The 32-year-old Hammer, winner of five individual pursuit world titles in her illustrious career, steered rising stars Kelly Catlin, Chloe Dygert and Jennifer Valente to victory over a Canadian quartet who hung on grimly but could not keep up.
"It's very emotional, this is my eighth world title but I've been waiting my whole career to get a first team title," Californian Hammer told reporters at the London velodrome where they had beaten world champions Australia in the semis.
"Doing it in a team there's nothing like that. It's the fact that there is no one individual more important than another. It's one unit all working together."
Scratch race champion Laura Trott helped Olympic champions Britain clinch the bronze medal with victory over New Zealand.
But the cheers for Trott were nothing compared to the deafening roars for Dibben who won the 160-lap points race at the death to double the host country's gold-medal tally.

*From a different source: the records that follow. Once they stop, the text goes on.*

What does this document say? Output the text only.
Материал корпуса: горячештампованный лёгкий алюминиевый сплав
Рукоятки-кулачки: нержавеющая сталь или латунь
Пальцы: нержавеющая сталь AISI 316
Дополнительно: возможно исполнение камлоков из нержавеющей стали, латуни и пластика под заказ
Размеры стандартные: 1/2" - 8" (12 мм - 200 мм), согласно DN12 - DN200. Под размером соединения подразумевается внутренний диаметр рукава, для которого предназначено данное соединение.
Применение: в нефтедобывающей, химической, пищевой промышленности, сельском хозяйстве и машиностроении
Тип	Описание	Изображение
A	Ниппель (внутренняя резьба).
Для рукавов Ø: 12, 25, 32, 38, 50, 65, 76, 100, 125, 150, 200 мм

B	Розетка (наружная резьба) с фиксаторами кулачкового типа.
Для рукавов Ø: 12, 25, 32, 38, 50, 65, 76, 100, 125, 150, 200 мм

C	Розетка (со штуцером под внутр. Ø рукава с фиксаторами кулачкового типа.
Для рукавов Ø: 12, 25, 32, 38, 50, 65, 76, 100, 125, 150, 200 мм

The often puzzling tactical race, which awards points for intermediate sprints every 10 laps, looked as though it was heading to Austria's Andreas Graf.
Dibben then won the penultimate sprint and, knowing he needed to win the final one to pip Graf, produced a sensational burst of raw acceleration to snatched it.

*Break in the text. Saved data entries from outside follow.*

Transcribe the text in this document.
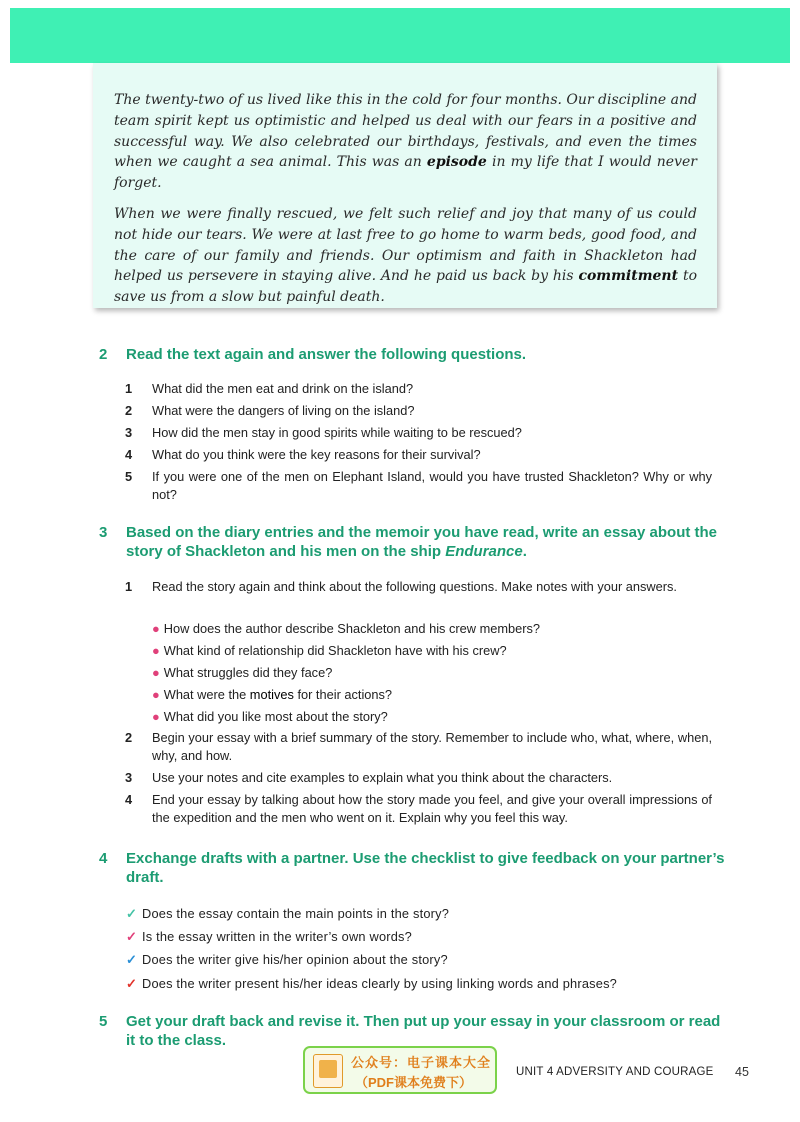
The twenty-two of us lived like this in the cold for four months. Our discipline and team spirit kept us optimistic and helped us deal with our fears in a positive and successful way. We also celebrated our birthdays, festivals, and even the times when we caught a sea animal. This was an episode in my life that I would never forget.

When we were finally rescued, we felt such relief and joy that many of us could not hide our tears. We were at last free to go home to warm beds, good food, and the care of our family and friends. Our optimism and faith in Shackleton had helped us persevere in staying alive. And he paid us back by his commitment to save us from a slow but painful death.

2	Read the text again and answer the following questions.
1	What did the men eat and drink on the island?
2	What were the dangers of living on the island?
3	How did the men stay in good spirits while waiting to be rescued?
4	What do you think were the key reasons for their survival?
5	If you were one of the men on Elephant Island, would you have trusted Shackleton? Why or why not?
3	Based on the diary entries and the memoir you have read, write an essay about the story of Shackleton and his men on the ship Endurance.
1	Read the story again and think about the following questions. Make notes with your answers.
● How does the author describe Shackleton and his crew members?
● What kind of relationship did Shackleton have with his crew?
● What struggles did they face?
● What were the motives for their actions?
● What did you like most about the story?
2	Begin your essay with a brief summary of the story. Remember to include who, what, where, when, why, and how.
3	Use your notes and cite examples to explain what you think about the characters.
4	End your essay by talking about how the story made you feel, and give your overall impressions of the expedition and the men who went on it. Explain why you feel this way.
4	Exchange drafts with a partner. Use the checklist to give feedback on your partner’s draft.
✓ Does the essay contain the main points in the story?
✓ Is the essay written in the writer’s own words?
✓ Does the writer give his/her opinion about the story?
✓ Does the writer present his/her ideas clearly by using linking words and phrases?
5	Get your draft back and revise it. Then put up your essay in your classroom or read it to the class.
公众号：电子课本大全
（PDF课本免费下）
UNIT 4 ADVERSITY AND COURAGE 45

"Winning a world title in your home country -- it doesn't get much better!" Dibben, who suffered heartbreak a day earlier when Britain were pipped to team pursuit gold by Australia, said before slipping on his first rainbow jersey.

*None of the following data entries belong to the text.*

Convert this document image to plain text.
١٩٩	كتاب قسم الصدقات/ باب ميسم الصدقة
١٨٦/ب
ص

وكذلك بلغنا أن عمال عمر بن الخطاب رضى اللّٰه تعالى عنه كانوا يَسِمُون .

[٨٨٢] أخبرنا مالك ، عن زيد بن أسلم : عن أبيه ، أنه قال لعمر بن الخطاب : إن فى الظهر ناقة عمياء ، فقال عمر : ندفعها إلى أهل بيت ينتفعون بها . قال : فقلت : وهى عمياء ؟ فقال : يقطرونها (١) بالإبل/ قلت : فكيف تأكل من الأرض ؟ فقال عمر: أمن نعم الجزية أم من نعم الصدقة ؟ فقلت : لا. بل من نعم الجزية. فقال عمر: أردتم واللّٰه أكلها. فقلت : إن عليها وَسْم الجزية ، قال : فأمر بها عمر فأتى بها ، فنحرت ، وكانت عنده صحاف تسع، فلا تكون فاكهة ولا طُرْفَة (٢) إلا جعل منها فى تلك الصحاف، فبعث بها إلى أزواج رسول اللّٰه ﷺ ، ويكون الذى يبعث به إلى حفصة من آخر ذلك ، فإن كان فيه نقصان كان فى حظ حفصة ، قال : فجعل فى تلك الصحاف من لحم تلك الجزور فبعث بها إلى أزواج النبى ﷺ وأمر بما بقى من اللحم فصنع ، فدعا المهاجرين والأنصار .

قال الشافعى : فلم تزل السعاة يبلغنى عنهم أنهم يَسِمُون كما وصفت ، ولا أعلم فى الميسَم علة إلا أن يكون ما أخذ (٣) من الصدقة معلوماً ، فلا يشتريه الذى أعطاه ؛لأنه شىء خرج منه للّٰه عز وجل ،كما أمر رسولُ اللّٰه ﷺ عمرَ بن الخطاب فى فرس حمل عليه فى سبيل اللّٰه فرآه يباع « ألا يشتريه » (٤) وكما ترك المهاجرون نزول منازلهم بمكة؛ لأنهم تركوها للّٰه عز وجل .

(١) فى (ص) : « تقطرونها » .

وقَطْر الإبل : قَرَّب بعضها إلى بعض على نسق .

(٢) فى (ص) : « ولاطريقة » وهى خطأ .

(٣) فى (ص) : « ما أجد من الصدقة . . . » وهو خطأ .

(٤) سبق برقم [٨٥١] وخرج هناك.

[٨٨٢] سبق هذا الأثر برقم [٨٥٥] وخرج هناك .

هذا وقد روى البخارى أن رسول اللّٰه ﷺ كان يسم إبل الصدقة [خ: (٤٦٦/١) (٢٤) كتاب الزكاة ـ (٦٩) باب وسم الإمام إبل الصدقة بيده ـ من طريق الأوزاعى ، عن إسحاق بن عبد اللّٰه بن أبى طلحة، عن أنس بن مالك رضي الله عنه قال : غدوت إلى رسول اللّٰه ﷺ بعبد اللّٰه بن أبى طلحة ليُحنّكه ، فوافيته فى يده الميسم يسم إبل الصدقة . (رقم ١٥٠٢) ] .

Italy's Filippo Ganna won the men's individual pursuit, beating Domenic Weinstein who had been hoping to land a third gold of the championships for Germany.
Andy Tennant won an all-British battle for bronze over Owain Doull to take his first individual world championship medal.
World record holder Anastasiia Voinova of Russia retained her 500m time trial title with a blistering ride, clocking 32.959 seconds to add the TT gold to the women's team sprint title she claimed on Wednesday.
Britain's Mark Cavendish, juggling his road schedule to try and qualify for the Rio Games where he hopes to earn a first Olympic medal, completed the first three events of the omnium in seventh place.
Tour de France sprint king Cavendish moved up the leaderboard when he finished second in the elimination race, although he faces a crucial day on Saturday.
Cavendish has been given a podium target in the omnium to snatch a place on the Olympic track team.
Colombia's Fernando Gaviria Rendon leads the standings from Italian Elia Viviani ahead of Saturday's one km time trial, flying lap and points race.